If a firm producing different types of goods, then, productline forecasting will help a firm to decide on its priority allocation. This forecast is essential because every firm faces the problem of limited resources. For Example: A firm like Hindustan Lever will have to decide whether to produce more of soaps or detergents (washing powder).

3. Nature of production:

Different methods of forecasting have to be adopted for different types of products. An old product enjoys better advantages than new products, which are introduced for the first time. Therefore, it is comparatively easy to forecast the demand for old products, while the new one faces uncertainity as far as its demand is concerned. Similarly, forecasting will be different for different types of goods like capital goods, consumer durable goods and non-durable goods.

4. Market situation:

The changing conditions in the market also, play an important role in influencing the demand for a product. If for example: a product has number of substitutes, then, the producer is always facing a risk and may find it difficult to forecast the demand. On the other hand, if one has monopoly, the degree of risk is less and he can easily predict the future for his commodity.

Objectives of demand forecasting:

The objectives of demand forecasting can be divided into short-run objectives and long-run objectives.

I. Short-run objectives:

a. To fix an appropriate level of production:

The firm has to produce according to a plan. If greater demand is expected at a future date, the production level has to be geared up to that level. This can be done only through demand estimation.

b.
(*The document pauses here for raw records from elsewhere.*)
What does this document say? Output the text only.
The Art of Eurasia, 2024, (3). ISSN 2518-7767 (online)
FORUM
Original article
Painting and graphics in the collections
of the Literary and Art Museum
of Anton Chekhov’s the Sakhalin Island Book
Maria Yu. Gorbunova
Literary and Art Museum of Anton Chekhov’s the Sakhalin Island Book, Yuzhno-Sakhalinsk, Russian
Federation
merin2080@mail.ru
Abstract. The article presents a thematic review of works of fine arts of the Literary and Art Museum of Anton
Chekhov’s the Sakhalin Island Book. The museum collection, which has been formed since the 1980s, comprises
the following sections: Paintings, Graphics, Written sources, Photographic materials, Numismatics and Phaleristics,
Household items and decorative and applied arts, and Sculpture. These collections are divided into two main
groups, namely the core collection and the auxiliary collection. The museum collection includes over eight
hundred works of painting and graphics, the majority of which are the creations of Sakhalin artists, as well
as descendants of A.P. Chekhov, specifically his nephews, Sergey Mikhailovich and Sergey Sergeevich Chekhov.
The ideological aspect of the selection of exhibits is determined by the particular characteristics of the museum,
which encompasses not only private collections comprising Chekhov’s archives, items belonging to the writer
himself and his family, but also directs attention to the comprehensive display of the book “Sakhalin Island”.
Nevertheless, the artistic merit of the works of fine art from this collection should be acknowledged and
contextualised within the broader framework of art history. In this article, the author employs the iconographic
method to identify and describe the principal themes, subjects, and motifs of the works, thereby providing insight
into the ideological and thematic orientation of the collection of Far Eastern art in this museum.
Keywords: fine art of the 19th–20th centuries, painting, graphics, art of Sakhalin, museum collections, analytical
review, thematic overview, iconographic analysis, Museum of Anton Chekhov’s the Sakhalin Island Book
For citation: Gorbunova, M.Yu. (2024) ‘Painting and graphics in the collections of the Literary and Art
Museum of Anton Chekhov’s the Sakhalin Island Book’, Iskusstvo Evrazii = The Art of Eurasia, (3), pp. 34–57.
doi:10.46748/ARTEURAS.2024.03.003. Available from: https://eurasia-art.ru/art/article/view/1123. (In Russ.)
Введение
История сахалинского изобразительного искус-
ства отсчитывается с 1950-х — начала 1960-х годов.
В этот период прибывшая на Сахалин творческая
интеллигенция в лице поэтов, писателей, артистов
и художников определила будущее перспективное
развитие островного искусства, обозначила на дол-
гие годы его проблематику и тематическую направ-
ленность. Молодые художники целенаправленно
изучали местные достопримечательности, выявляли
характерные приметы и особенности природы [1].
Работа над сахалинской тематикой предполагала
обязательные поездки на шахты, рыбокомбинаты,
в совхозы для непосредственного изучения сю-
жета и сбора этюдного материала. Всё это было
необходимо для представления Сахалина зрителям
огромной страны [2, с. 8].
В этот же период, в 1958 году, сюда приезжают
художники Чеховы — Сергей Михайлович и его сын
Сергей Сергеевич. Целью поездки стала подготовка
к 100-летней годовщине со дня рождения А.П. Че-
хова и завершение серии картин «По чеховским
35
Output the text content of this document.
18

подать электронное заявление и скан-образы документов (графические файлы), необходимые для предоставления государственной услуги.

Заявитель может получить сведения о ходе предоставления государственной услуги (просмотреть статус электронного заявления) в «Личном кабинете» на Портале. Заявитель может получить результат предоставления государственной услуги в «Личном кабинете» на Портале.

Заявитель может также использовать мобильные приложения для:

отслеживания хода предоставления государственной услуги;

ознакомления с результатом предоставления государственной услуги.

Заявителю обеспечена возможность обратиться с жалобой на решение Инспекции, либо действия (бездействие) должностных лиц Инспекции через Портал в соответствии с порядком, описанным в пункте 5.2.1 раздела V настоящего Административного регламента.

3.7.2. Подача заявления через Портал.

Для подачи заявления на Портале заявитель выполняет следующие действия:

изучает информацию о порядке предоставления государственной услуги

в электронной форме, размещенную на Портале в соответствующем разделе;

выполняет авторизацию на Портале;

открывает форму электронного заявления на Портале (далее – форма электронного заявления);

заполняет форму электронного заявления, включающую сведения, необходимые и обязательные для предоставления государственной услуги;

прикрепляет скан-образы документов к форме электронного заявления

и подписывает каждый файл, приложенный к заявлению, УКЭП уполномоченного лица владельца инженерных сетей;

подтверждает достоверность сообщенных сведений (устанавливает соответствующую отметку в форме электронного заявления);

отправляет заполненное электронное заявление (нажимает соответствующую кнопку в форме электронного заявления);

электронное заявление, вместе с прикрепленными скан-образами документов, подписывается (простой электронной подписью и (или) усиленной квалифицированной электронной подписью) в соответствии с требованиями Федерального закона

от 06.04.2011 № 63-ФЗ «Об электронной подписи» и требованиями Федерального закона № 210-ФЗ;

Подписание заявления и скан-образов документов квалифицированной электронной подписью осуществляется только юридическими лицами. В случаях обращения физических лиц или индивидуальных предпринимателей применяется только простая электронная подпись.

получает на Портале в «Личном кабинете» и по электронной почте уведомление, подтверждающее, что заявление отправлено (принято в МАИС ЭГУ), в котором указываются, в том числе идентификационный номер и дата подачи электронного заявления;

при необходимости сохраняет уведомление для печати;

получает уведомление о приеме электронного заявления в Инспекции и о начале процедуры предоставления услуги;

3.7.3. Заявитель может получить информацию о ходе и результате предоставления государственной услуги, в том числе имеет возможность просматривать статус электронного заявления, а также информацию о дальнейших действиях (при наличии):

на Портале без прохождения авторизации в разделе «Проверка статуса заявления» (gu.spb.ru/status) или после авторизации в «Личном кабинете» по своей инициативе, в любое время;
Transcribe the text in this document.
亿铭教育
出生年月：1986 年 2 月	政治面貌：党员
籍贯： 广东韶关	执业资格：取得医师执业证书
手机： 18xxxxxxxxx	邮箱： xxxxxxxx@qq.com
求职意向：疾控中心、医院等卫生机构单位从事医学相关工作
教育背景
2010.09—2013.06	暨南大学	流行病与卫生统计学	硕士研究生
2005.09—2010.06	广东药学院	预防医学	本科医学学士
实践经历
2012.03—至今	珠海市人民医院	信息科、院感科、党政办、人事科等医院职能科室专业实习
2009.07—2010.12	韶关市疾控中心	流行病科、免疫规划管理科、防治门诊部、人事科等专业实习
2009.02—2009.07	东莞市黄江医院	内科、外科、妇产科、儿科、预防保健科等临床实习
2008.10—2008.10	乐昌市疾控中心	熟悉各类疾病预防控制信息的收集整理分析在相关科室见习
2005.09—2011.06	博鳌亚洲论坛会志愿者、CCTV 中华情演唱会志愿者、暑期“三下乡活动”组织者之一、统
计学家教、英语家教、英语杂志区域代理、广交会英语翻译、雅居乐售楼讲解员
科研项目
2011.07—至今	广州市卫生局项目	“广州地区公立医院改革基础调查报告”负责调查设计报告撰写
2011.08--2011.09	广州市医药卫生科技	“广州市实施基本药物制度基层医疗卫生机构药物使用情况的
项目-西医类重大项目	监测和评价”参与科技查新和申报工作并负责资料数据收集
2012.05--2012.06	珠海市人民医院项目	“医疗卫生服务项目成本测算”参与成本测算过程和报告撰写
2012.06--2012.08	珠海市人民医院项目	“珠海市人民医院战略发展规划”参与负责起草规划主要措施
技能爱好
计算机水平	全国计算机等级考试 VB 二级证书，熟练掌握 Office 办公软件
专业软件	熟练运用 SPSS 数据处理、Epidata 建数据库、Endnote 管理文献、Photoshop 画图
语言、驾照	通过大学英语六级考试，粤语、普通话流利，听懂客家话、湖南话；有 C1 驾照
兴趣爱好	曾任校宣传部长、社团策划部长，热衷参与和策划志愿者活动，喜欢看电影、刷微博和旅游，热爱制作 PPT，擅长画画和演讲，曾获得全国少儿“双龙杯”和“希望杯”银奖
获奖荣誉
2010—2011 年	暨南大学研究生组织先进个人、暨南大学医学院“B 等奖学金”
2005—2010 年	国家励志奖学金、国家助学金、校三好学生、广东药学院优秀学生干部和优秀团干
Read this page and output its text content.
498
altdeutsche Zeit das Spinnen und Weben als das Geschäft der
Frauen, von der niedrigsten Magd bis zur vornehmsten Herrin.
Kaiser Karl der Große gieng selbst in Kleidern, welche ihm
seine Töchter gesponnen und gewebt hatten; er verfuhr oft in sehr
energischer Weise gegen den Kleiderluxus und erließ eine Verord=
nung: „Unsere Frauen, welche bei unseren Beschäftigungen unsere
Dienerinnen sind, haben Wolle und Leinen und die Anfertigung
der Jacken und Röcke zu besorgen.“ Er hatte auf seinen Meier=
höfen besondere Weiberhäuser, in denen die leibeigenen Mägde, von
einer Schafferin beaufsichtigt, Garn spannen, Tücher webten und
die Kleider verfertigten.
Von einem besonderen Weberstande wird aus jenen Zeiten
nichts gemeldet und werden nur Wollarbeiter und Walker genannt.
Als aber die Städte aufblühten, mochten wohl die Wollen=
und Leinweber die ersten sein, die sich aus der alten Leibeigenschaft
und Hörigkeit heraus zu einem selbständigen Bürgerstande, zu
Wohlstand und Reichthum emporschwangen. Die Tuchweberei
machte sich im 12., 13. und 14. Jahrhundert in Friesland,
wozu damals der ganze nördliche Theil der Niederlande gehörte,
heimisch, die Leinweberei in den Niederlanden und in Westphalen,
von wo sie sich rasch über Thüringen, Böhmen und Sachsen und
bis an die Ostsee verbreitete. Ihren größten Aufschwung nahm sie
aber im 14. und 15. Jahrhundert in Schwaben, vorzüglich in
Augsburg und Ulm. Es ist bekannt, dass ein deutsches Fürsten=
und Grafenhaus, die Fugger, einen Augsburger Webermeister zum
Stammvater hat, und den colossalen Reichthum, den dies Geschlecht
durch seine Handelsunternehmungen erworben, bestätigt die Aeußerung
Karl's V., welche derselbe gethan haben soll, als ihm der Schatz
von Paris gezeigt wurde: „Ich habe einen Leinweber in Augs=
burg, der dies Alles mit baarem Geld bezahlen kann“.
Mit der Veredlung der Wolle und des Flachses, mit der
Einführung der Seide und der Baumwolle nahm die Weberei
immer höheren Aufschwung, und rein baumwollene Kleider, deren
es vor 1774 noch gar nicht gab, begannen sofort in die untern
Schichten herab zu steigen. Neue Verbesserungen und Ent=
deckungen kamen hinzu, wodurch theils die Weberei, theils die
To reduce costs:

If estimation is accurate a number of costs, can be reduced. For example: costs involved in the purchase of raw-materials, wages to casual labour can be cut down through proper demand forecasting.

c. To fix prices:

Forecasting helps to determine prices according to the existing market conditions, what should be the price when demand is high or by how much price should be lower when demand is low, can be easily understood through accurate forecasting of demand.

d. To fix sales target:

Correct sales targets can be fixed when demand forecasting is definite, higher sales targets can be fixed if estimated demand is high. Incentives can be worked out in advance to boost up sales if necessary.

e. Sales promotion:

Advertising of the product through different media can be planned well in advance if demand estimation is available.

f. Financial planning:

Arrangements for additional finances can be made in case demand is likely to go up in the short period. In the absence of estimation it becomes extremely difficult for firms to arrange for funds at short notice.

II. Long-term objectives:

a. Production planning:

If demand is likely to increase in the years to come, proper expansion of the unit will have to be undertaken. In many cases new units may have to be put-up. On the other hand, if the future demand is likely to fall, gradual reduction in the strength of the workers, amount of investment, etc. will have to be under taken. In many cases new units may have to be put up. On the other hand, if the future demand is likely to fall, gradual reduction in the strength of the workers, amount of investment etc, will have to be under-taken.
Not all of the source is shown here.